Re: PM regression with commit 5de85b9d57ab PM runtime re-init in v4.5-rc1
From: Alan Stern <stern@rowland.harvard.edu>
Date: 2016-02-02 19:16:30
Also in:
linux-arm-kernel, linux-omap
On Tue, 2 Feb 2016, Tony Lindgren wrote:
quoted
I'm still not clear on what you want to accomplish. It sounds like you want to perform a runtime suspend following the last probe (if the probe fails), and in between probes you don't really care (although it would be preferable to avoid suspending).I'd like to have pm_runtime_put_sync() disable the hardware after the initial failed probe. Currently that does not happen unless pm_runtime_dont_use_autosuspend() is called before pm_runtime_put_sync().

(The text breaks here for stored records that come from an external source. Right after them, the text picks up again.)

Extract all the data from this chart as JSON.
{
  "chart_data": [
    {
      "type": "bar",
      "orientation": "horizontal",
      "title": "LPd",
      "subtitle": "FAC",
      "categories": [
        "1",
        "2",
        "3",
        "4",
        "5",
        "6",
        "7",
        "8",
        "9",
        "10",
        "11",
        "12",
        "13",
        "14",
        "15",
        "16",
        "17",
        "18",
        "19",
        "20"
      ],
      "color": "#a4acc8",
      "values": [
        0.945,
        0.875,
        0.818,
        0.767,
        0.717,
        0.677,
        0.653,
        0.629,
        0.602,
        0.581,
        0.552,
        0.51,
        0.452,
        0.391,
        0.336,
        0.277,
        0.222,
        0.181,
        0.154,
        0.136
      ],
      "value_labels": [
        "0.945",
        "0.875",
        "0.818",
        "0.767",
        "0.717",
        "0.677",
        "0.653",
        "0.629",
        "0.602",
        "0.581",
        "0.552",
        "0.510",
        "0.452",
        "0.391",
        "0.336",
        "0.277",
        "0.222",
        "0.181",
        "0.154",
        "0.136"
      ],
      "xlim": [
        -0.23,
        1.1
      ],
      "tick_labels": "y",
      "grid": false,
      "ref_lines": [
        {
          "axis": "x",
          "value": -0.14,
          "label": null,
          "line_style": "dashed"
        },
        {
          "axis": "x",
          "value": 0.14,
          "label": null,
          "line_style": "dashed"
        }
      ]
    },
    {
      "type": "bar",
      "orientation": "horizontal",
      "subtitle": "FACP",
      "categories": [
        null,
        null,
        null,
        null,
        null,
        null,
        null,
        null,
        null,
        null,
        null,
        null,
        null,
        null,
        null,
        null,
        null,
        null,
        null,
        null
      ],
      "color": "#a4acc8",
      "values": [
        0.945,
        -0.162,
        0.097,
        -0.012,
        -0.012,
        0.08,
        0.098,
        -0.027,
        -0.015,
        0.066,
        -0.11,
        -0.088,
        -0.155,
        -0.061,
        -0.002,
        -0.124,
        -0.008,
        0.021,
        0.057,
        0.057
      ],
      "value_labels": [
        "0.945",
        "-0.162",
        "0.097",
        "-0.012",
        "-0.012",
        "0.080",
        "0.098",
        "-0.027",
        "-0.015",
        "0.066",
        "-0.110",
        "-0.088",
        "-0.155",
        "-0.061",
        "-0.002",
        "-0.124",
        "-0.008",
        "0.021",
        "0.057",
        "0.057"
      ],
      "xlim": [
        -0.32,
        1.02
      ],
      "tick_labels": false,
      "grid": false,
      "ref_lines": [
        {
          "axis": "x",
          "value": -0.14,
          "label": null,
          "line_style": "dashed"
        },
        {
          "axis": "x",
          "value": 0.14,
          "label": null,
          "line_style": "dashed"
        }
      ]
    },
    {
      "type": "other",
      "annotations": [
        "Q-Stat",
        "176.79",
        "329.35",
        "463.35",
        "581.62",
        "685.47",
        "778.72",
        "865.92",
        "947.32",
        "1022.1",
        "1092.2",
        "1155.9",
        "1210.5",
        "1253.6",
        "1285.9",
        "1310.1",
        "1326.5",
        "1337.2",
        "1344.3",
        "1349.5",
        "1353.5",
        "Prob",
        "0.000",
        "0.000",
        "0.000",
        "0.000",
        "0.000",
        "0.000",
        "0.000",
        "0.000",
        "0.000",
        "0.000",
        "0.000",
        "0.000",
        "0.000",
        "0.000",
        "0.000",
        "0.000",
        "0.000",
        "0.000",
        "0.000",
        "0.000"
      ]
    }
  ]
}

pm_runtime_put_sync() doesn't do anything to the hardware if the usage count was > 1, because after the decrement it's still nonzero. Where is the particular call of pm_runtime_put_sync() that you're interested in, and what is the usage count when it runs? It's not at all unusual for the usage count to be > 1 during a probe. Also, what is autosuspend_delay set to for your device? And is runtime_auto set?
quoted
Does pm_runtime_use_autosuspend() get called by the probe routine? If it does, then perhaps you can get what you want by having the probe routine call pm_runtime_dont_use_autosuspend() whenever it's about to return an error -- particularly -EDEFER.Yes so far that's the only fix that seems to work like I posted earlier. But is that the right fix though?
No, not really. Ideally you would leave autosuspend turned on. The delay would be long enough to that after -EDEFER, another probe would start before the delay expired. But shortly after the last probe attempt, the delay would expire and the device would then be put in low power.
If we wanted to have some generic fix, it seems we would have to pass a new flag in pm_runtime_put_sync() to ignore any autosuspend configuration. But I don't know if that's what we want to or should do though?